Com vulnerabilidades nas cadeias de suprimentos desencadeadas pela interrupção de serviços e setores, 61% dos respondentes brasileiros disseram que precisaram alterar sua configuração de trabalho. “Certamente virão mudanças importantes na forma como enxergamos o mundo e trabalhamos. A dúvida é exatamente para qual direção. Por exemplo, as pessoas podem tanto perceber que é possível trabalhar mais remotamente quanto passarem a valorizar ainda mais o contato presencial”, afirma Tesche.
Entre os executivos brasileiros, 67% acham que a recuperação da crise da covid-19 será em “U”, ou seja, com um período de atividade econômica mais lenta estendendo-se até 2021. Globalmente, essa é a opinião de 54% dos entrevistados. No Brasil, é também menor a fatia daqueles que acham provável uma retomada em “V”, com um retorno da atividade já no terceiro trimestre de 2020: 33% contra 38% a nível global. Os executivos brasileiros não enxergam, no entanto, risco de um efeito em “L”, isto é, um período sustentado de recessão econômica com a atividade sem pegar ritmo até pelo menos 2022. Considerando todos os entrevistados, 8% têm essa visão.
Os números revelam “uma pontinha de otimismo” no Brasil, diz Tesche, embora ele destaque que o levantamento é uma “fotografia” de um momento em que análises têm sido revistas diariamente. A própria pesquisa reflete esse elevado nível de incerteza global. Questionados se hoje está mais difícil prever tendências de mercado, 53% dos executivos globais concordavam com a frase (44% entre os brasileiros).

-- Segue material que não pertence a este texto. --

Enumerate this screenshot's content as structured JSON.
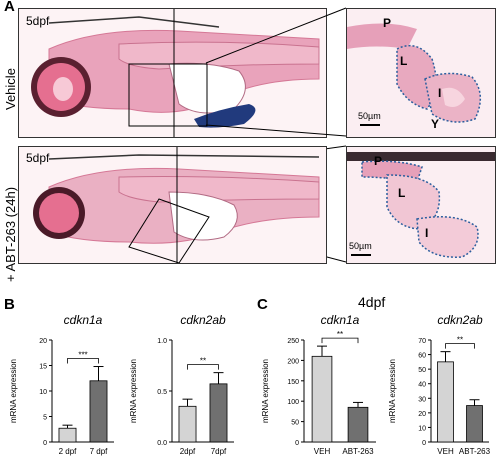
{
  "panel_a": {
    "letter": "A",
    "rows": [
      {
        "label": "Vehicle",
        "stage": "5dpf",
        "inset_labels": [
          "P",
          "L",
          "I",
          "Y"
        ],
        "scalebar": "50µm"
      },
      {
        "label": "+ ABT-263 (24h)",
        "stage": "5dpf",
        "inset_labels": [
          "P",
          "L",
          "I"
        ],
        "scalebar": "50µm"
      }
    ]
  },
  "panel_b": {
    "letter": "B"
  },
  "panel_c": {
    "letter": "C",
    "header": "4dpf"
  },
  "chart_data": [
    {
      "type": "bar",
      "title": "cdkn1a",
      "ylabel": "mRNA expression",
      "categories": [
        "2 dpf",
        "7 dpf"
      ],
      "values": [
        2.7,
        12.0
      ],
      "errors": [
        0.6,
        2.8
      ],
      "ylim": [
        0,
        20
      ],
      "yticks": [
        0,
        5,
        10,
        15,
        20
      ],
      "colors": [
        "#d4d4d4",
        "#707070"
      ],
      "significance": "***"
    },
    {
      "type": "bar",
      "title": "cdkn2ab",
      "ylabel": "mRNA expression",
      "categories": [
        "2dpf",
        "7dpf"
      ],
      "values": [
        0.35,
        0.57
      ],
      "errors": [
        0.07,
        0.11
      ],
      "ylim": [
        0,
        1.0
      ],
      "yticks": [
        0.0,
        0.5,
        1.0
      ],
      "colors": [
        "#d4d4d4",
        "#707070"
      ],
      "significance": "**"
    },
    {
      "type": "bar",
      "title": "cdkn1a",
      "ylabel": "mRNA expression",
      "categories": [
        "VEH",
        "ABT-263"
      ],
      "values": [
        210,
        85
      ],
      "errors": [
        25,
        12
      ],
      "ylim": [
        0,
        250
      ],
      "yticks": [
        0,
        50,
        100,
        150,
        200,
        250
      ],
      "colors": [
        "#d4d4d4",
        "#707070"
      ],
      "significance": "**"
    },
    {
      "type": "bar",
      "title": "cdkn2ab",
      "ylabel": "mRNA expression",
      "categories": [
        "VEH",
        "ABT-263"
      ],
      "values": [
        55,
        25
      ],
      "errors": [
        7,
        4
      ],
      "ylim": [
        0,
        70
      ],
      "yticks": [
        0,
        10,
        20,
        30,
        40,
        50,
        60,
        70
      ],
      "colors": [
        "#d4d4d4",
        "#707070"
      ],
      "significance": "**"
    }
  ]
}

“Esse mundo da incerteza é algo que estamos vivendo há algum tempo. O ponto é que ninguém imaginava que iria se materializar de um jeito tão diferente quanto em um vírus. Falávamos de crescimento exponencial, disrupção dos negócios. No fim, a grande transformação que está acontecendo não é o fato de os computadores dobrarem de velocidade a cada 18 meses, mas como a disseminação exponencial de um vírus vai mudar o modo como as empresas pensam o futuro”, afirma Tesche.
Mesmo no cenário em que o choque da pandemia estava mais claro, cerca de 28% dos entrevistados brasileiros achavam que o impacto do vírus na economia local seria severo, enquanto globalmente, para os respectivos países dos executivos, esse número ficava em 38%, diz Tesche. “Talvez, e isso é uma especulação minha, o executivo brasileiro tenha criado alguma resiliência, porque passa por crises com uma frequência muito maior do que gostaria“, afirma.
Para o horizonte do mercado de transações (fusões e aquisições entre empresas, por exemplo), outra área em que a EY atua, a percepção de dinamismo aumentou tanto globalmente quanto para os entrevistados brasileiros, mas aqui também há maior otimismo. Após 19 de fevereiro, 61% de todos os executivos achavam que esse mercado melhoraria nos próximos 12 meses - no Brasil, eram 65%.